Стояли первые теплые дни, когда прохожие стягивали с себя капустные одежки, уже вышедши на улицу. Тащили куртку или плащ, перекинув через плечо… Улыбались майским лучам, подставляя лицо свету, поворачивались к нему, как раскрывающийся цветок к окну. Одевали черные очки, чтобы не ослепнуть. Старательно обходили последние лужи на асфальте, оставшиеся от таяния снегов. Газоны напоминали зеленый коврик у входной двери, по ним хотелось пройти, чувствуя, как отсыревшая за снеготаяние земля пружинит, будто поролон. И вообще казалось, что ты не по тротуару идешь, а паришь, наполненный счастьем от полноты жизни, точно шарик, надутый гелием.
Спустились с откоса к реке, осторожно взявшись за руки. Лидочка чувствовала себя маленькой девочкой, ведомой за руку через густой лес, где деревья сплелись ветвями без листьев. Пробираться физически было тяжело, но свет лился, будто его черпали ковшом и выплескивали на ветки с набухшими почками, кое-где высунувшими зеленые языки. Рука ее была надежно зажата в большую загрубевшую ладонь.
Нашли скамейку под вековым дубом. Андрей потянул ее за руку, как тряпичную куклу, и посадил к себе на колени. Неловко плюхнулась, чувствуя, как учащенно бьется ее сердце и кровь бухает в висок, точно волны разбиваются о скалы. Притихла, съежилась, прижалась к щуплой мальчишеской груди, чувствуя холодные руки, осторожно ползущие ужом по впадинам и буграм ее тела… Холодный нос потерся о ее нос; мокрые губы неловко ткнулись ей в щеку, гусеницей медленно поползли и замерли на минуту, чтобы чудесно превратиться в бабочку с нервно трепещущими крыльями, порхающую по ее раскрывшимся навстречу губам.
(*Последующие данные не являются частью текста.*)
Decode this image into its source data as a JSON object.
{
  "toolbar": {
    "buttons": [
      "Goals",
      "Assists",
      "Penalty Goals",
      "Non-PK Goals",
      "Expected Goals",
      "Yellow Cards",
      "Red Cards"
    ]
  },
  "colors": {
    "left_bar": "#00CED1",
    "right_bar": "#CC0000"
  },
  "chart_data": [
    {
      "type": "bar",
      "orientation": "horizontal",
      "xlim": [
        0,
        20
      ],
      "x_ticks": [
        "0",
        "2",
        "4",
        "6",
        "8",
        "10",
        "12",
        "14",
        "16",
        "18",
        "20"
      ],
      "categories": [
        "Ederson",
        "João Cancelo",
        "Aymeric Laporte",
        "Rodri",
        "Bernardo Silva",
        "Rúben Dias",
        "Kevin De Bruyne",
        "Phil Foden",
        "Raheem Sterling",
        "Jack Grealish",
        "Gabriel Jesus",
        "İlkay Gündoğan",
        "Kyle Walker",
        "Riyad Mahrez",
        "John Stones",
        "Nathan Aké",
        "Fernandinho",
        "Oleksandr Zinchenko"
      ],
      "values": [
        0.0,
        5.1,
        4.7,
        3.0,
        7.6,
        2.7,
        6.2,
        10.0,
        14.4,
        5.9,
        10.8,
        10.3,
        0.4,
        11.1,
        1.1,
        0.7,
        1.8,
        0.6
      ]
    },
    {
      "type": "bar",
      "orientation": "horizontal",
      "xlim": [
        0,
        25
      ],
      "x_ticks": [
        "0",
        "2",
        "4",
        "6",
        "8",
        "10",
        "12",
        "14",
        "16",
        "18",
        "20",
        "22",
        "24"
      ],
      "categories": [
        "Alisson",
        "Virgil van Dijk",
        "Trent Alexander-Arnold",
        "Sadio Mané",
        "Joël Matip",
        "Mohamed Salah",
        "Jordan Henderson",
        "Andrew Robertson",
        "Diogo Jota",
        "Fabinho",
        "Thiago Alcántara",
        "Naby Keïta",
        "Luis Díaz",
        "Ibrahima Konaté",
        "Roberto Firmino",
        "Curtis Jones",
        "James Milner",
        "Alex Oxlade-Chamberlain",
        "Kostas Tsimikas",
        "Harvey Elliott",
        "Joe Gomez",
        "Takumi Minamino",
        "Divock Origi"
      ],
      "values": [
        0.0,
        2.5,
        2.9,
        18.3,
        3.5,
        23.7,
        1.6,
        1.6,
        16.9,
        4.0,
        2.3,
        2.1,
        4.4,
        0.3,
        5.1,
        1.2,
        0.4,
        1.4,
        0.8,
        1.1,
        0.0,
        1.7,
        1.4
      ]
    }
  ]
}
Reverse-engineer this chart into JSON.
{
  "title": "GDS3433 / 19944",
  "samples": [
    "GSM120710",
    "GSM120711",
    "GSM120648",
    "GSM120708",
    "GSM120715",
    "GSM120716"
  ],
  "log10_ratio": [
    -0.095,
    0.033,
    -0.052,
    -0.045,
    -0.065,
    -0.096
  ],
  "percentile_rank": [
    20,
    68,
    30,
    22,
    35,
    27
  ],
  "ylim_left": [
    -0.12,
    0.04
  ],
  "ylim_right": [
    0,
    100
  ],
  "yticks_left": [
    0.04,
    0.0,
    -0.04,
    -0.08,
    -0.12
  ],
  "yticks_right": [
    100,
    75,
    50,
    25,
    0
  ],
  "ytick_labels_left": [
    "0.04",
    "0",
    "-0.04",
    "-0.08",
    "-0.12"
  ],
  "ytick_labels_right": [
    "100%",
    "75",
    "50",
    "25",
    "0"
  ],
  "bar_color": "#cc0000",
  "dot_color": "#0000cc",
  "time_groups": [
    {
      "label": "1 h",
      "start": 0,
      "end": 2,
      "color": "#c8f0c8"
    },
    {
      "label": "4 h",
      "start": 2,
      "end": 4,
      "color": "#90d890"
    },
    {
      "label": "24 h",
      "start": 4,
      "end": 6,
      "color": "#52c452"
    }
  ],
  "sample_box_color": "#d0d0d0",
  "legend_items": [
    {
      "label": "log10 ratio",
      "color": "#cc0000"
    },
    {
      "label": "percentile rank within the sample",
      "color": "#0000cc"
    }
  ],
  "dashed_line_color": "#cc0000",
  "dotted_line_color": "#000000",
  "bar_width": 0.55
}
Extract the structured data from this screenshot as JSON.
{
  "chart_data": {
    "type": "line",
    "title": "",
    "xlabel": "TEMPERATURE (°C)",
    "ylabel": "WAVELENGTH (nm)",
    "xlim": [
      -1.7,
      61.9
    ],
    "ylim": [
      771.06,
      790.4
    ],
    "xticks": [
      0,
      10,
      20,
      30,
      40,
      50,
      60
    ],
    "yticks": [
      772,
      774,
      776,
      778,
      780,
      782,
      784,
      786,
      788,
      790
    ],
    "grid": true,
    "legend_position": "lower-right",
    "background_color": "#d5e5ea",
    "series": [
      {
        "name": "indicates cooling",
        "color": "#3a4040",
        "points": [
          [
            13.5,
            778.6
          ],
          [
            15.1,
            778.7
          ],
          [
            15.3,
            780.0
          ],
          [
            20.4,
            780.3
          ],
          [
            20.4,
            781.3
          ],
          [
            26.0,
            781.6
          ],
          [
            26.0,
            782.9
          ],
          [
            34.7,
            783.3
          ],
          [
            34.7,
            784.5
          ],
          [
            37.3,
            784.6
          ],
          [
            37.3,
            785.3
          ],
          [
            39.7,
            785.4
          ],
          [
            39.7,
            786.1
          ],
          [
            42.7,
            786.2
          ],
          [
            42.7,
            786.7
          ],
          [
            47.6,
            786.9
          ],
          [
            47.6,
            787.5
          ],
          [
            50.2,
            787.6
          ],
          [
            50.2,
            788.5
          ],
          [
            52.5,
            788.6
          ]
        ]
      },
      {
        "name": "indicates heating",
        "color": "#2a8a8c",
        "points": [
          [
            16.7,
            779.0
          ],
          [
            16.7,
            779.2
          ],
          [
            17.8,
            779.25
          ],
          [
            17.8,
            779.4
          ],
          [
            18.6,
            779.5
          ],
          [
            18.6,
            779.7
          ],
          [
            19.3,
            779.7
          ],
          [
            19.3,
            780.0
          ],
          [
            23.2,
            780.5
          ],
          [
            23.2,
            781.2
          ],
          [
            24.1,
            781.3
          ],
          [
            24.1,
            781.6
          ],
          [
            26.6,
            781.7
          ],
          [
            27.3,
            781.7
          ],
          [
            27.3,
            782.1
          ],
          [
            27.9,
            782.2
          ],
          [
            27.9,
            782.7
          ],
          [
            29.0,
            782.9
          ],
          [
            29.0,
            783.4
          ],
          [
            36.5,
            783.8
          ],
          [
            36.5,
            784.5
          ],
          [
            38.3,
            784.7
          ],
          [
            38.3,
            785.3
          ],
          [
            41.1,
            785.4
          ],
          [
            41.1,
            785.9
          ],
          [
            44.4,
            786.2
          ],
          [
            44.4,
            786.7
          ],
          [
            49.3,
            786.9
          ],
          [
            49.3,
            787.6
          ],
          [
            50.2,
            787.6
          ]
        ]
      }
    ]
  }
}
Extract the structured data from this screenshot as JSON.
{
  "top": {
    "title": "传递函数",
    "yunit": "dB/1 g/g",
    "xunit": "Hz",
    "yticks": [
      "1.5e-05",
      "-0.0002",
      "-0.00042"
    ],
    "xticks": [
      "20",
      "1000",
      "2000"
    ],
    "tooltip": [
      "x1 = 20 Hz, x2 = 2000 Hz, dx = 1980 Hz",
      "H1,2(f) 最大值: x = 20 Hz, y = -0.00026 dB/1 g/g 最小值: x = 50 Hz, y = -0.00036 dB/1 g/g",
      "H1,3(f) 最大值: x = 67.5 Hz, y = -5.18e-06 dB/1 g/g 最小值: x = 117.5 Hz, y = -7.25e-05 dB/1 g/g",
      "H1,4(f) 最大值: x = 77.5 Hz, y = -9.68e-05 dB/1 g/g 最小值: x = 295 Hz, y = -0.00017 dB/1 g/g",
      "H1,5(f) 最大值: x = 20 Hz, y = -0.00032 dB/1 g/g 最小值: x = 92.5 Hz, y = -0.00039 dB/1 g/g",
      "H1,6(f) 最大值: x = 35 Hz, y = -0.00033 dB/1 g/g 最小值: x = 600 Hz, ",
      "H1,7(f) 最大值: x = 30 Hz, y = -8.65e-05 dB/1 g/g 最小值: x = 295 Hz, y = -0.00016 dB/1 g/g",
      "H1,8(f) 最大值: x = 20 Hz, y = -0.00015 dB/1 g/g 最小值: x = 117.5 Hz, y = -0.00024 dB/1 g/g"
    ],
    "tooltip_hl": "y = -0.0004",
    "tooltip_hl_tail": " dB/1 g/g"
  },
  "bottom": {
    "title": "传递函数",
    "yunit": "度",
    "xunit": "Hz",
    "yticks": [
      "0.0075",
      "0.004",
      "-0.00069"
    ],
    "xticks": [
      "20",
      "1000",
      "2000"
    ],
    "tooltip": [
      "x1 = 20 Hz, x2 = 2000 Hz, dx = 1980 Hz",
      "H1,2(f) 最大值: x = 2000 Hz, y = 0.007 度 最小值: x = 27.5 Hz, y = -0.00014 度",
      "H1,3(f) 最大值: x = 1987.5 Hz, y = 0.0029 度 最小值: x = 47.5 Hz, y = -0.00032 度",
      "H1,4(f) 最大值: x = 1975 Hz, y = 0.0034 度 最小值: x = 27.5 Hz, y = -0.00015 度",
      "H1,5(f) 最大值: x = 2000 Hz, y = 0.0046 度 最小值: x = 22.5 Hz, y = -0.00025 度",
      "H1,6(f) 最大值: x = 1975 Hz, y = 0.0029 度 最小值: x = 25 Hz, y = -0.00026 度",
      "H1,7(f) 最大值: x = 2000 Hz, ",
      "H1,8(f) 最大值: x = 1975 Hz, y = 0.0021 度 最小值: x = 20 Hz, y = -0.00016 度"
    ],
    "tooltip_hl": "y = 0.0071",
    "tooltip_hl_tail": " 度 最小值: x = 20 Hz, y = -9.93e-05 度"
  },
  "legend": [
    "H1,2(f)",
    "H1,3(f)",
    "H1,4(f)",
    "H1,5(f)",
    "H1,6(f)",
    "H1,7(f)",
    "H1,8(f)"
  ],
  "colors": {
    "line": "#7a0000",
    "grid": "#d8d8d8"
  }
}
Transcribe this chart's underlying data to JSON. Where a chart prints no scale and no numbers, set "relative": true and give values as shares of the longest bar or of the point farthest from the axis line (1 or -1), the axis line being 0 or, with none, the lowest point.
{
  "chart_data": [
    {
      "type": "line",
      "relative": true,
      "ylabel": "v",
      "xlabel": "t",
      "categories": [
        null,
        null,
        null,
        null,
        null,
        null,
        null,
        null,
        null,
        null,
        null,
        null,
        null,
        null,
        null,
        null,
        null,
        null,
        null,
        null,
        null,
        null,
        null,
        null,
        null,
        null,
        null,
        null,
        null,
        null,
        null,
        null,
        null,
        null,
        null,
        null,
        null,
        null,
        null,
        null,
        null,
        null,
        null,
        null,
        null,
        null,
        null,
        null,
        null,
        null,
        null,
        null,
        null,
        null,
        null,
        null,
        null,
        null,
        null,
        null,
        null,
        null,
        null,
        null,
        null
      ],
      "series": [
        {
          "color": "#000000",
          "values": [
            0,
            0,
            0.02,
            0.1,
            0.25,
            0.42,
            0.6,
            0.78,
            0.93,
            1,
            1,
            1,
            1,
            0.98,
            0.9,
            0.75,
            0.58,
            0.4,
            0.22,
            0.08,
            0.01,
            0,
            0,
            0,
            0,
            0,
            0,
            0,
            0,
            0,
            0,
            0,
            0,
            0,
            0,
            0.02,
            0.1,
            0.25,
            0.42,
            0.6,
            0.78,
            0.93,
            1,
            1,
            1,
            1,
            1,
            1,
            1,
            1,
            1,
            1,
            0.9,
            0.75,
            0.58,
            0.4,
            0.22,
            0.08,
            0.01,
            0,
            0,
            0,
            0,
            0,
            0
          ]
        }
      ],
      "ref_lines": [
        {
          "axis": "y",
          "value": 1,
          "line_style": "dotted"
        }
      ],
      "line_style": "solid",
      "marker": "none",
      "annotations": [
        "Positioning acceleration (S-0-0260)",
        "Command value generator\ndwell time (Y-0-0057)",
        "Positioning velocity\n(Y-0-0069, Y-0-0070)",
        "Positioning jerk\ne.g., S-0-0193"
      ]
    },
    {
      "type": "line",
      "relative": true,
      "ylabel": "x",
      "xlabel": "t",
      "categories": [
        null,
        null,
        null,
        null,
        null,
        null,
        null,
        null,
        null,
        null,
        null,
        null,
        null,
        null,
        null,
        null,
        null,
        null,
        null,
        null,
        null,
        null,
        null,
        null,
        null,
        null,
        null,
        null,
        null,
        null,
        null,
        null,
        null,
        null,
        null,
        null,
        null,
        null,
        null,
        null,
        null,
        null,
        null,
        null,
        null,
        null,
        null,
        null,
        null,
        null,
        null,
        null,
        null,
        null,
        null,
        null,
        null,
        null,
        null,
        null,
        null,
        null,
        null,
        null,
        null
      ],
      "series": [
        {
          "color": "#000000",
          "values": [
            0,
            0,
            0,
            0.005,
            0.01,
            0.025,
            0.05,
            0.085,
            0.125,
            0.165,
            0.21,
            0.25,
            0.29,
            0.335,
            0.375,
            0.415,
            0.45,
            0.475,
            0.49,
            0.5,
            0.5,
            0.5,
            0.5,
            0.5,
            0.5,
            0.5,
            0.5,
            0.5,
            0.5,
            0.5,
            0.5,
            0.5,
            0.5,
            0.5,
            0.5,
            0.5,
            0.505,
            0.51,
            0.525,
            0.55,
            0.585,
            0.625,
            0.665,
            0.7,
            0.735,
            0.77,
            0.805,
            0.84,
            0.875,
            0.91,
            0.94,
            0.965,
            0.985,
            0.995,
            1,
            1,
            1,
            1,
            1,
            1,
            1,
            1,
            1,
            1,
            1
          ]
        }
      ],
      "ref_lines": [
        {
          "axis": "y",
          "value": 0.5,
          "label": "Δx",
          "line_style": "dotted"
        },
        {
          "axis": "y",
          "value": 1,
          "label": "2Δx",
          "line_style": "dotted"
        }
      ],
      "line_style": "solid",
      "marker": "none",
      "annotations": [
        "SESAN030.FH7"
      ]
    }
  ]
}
Потом шли по полупустынному городу… Перебежав дорогу в неположенном месте, наткнулись на ограду, которую им надо было обходить почти целую остановку.
– Перемахнем? – предложил Андрей.
И вот уже ее подхватили под коленки – и она обвивает напрягшуюся от тяжести ее тела мужскую шею, чувствуя, что снова сердце в груди стучит, как ускоряющийся поезд. Мгновение – и она на земле по ту сторону барьера. Мгновение полета над землей, с душой, наполненной чем-то искрящимся, с надеждой на чудо, словно весело бегущие пузырьки в новогоднем бокале шампанского, миг парения, который она почему-то будет помнить всю оставшуюся жизнь.